Masalah Menumpuk, Saham Bayer Anjlok ke Level Terendah dalam 20 Tahun

Pabrik kimia perusahaan Bayer AG di kota Leverkusen, Jerman (foto: dok).

Saham Bayer turun drastis ke level terendahnya dalam 20 tahun terakhir pada Selasa (12/11), setelah perusahaan kimia raksasa asal Jerman itu menurunkan proyeksi laba dan melaporkan kerugian yang lebih besar daripada perkiraan.

Perusahaan itu sebelumnya berjanji untuk terus melanjutkan upaya pengurangan biayanya setelah melaporkan kerugian sebesar €4,18 miliar (sekitar Rp80 triliun) dalam tiga bulan terakhir hingga akhir September lalu. Angka tersebut jauh lebih buruk daripada perkiraan para analis.

Kerugian ini terutama disebabkan oleh sejumlah berita buruk dari unit agrokimia. Salah satunya adalah merosotnya penjualan herbisida (pestisida untuk rumput dan gulma) berbahan dasar glifosat, di mana Bayer terjerat kasus hukum berkepanjangan di AS karena produk herbisida tersebut diklaim berpotensi menyebabkan kanker.

Pendapatan dari unit pertanian perusahaan itu juga terdampak oleh penghapusan nilai aset yang besar.

Bayer, yang juga memproduksi obat-obatan dan produk kesehatan konsumen, mengalami penurunan saham lebih dari 11 persen di Bursa Efek Frankfurt setelah melaporkan kerugian kuartalan keduanya secara berturut-turut.

BACA JUGA: Inggris Catat Dua Kasus Mpox, Penularan Lokal Pertama di Eropa: WHO

Ini menjadi masalah baru bagi CEO Bayer Bill Anderson, yang ditunjuk tahun lalu untuk memimpin perusahaan ke arah yang baru dan telah meluncurkan program restrukturisasi besar-besaran, seraya menolak permintaan dari investor aktivis untuk membubarkan perusahaan tersebut.

Masalah itu juga mencerminkan situasi buruk yang dihadapi para produsen tradisional Jerman secara umum.
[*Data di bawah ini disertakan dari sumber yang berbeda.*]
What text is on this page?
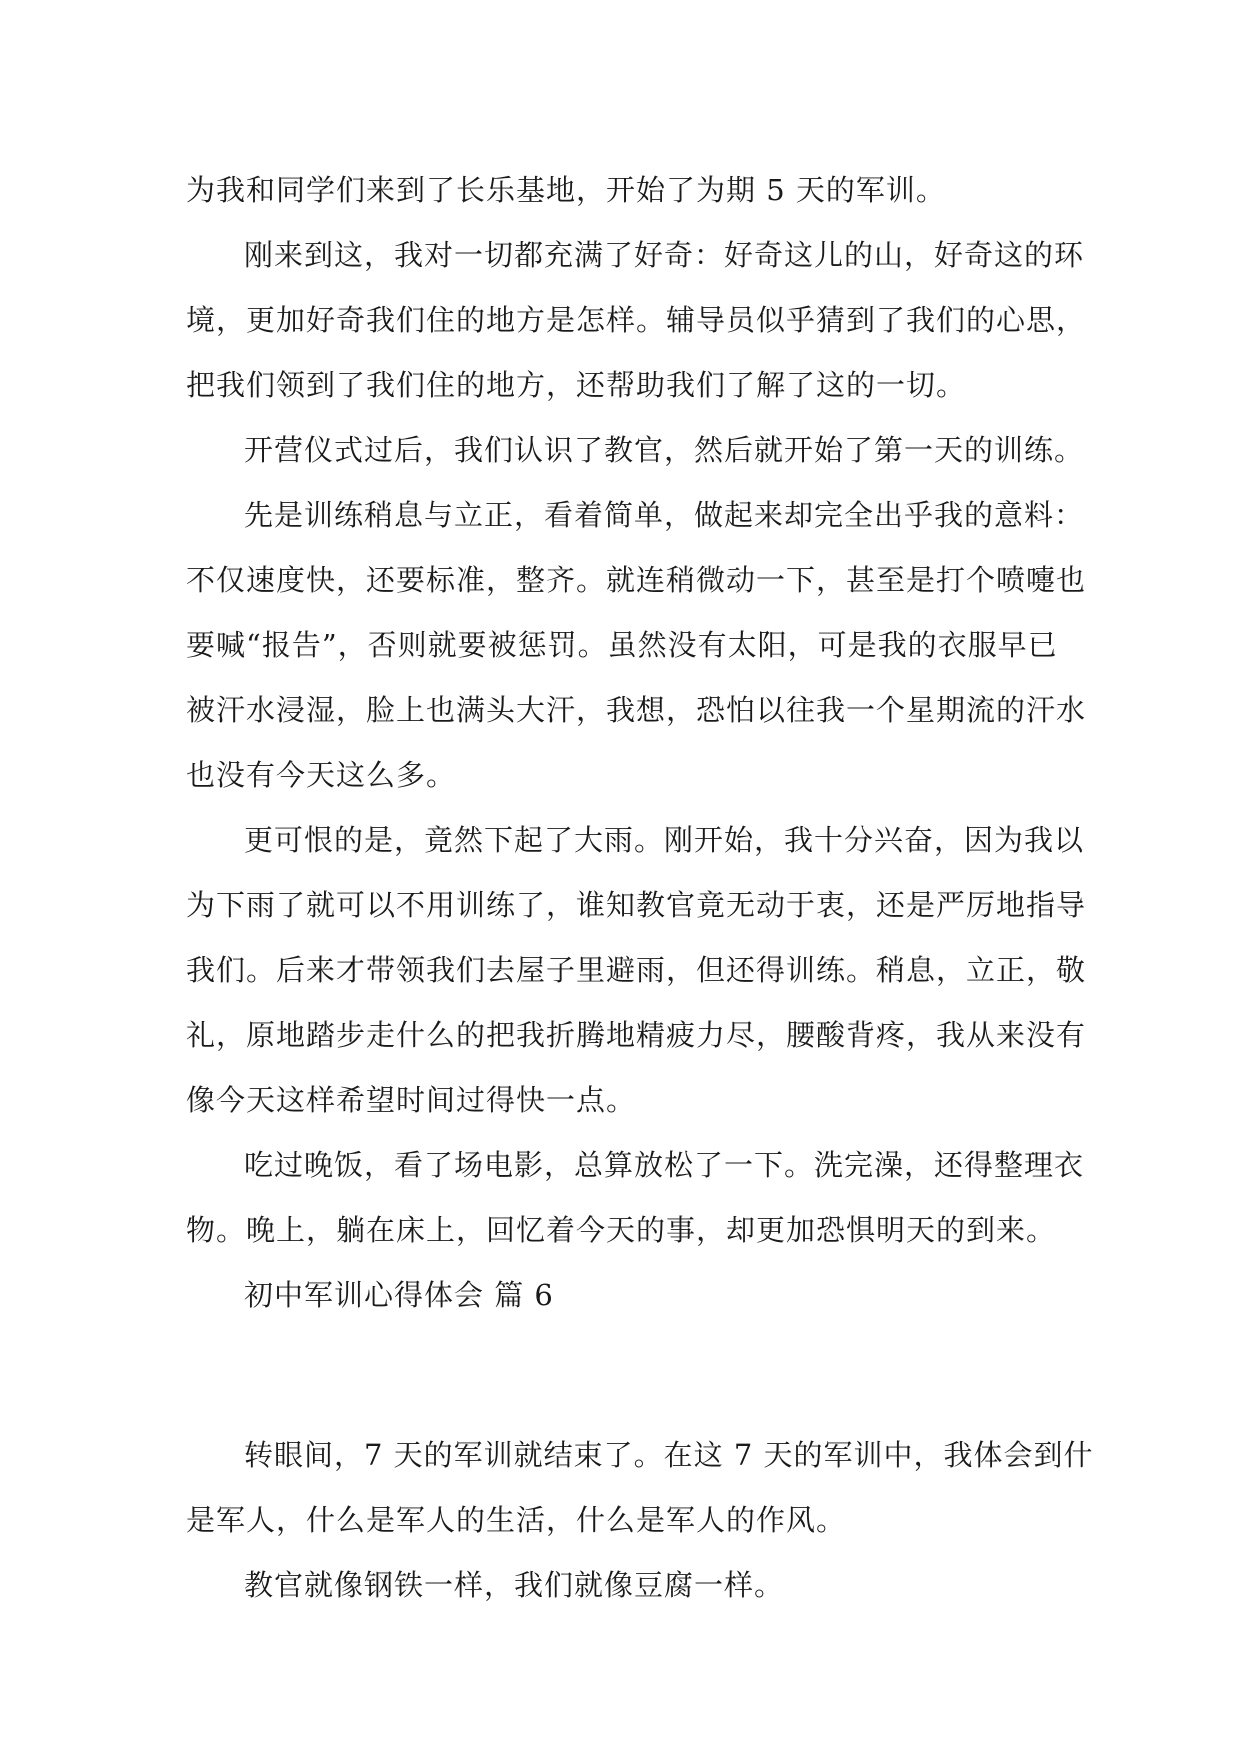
为我和同学们来到了长乐基地，开始了为期 5 天的军训。
刚来到这，我对一切都充满了好奇：好奇这儿的山，好奇这的环
境，更加好奇我们住的地方是怎样。辅导员似乎猜到了我们的心思，
把我们领到了我们住的地方，还帮助我们了解了这的一切。
开营仪式过后，我们认识了教官，然后就开始了第一天的训练。
先是训练稍息与立正，看着简单，做起来却完全出乎我的意料：
不仅速度快，还要标准，整齐。就连稍微动一下，甚至是打个喷嚏也
要喊“报告”，否则就要被惩罚。虽然没有太阳，可是我的衣服早已
被汗水浸湿，脸上也满头大汗，我想，恐怕以往我一个星期流的汗水
也没有今天这么多。
更可恨的是，竟然下起了大雨。刚开始，我十分兴奋，因为我以
为下雨了就可以不用训练了，谁知教官竟无动于衷，还是严厉地指导
我们。后来才带领我们去屋子里避雨，但还得训练。稍息，立正，敬
礼，原地踏步走什么的把我折腾地精疲力尽，腰酸背疼，我从来没有
像今天这样希望时间过得快一点。
吃过晚饭，看了场电影，总算放松了一下。洗完澡，还得整理衣
物。晚上，躺在床上，回忆着今天的事，却更加恐惧明天的到来。
初中军训心得体会 篇 6
转眼间，7 天的军训就结束了。在这 7 天的军训中，我体会到什
是军人，什么是军人的生活，什么是军人的作风。
教官就像钢铁一样，我们就像豆腐一样。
Mereka sedang menghadapi berbagai tantangan, mulai dari biaya yang tinggi hingga permintaan yang lemah. Di sisi lain, Jerman, sebagai negara dengan ekonomi terbesar di Eropa, tengah menuju tahun kedua kontraksi ekonomi.

Isu-isu yang dihadapi Bayer, yang juga produsen Aspirin, diperkirakan akan berlanjut pada 2025. Kepala keuangannya, Wolfgang Nickl, memperingatkan adanya “prospek yang suram” tahun depan, disertai “potensi penurunan pendapatan”.

“Kami berencana untuk mempercepat langkah-langkah pengurangan biaya dan peningkatan efisiensi,” kata Nickl. [br/uh]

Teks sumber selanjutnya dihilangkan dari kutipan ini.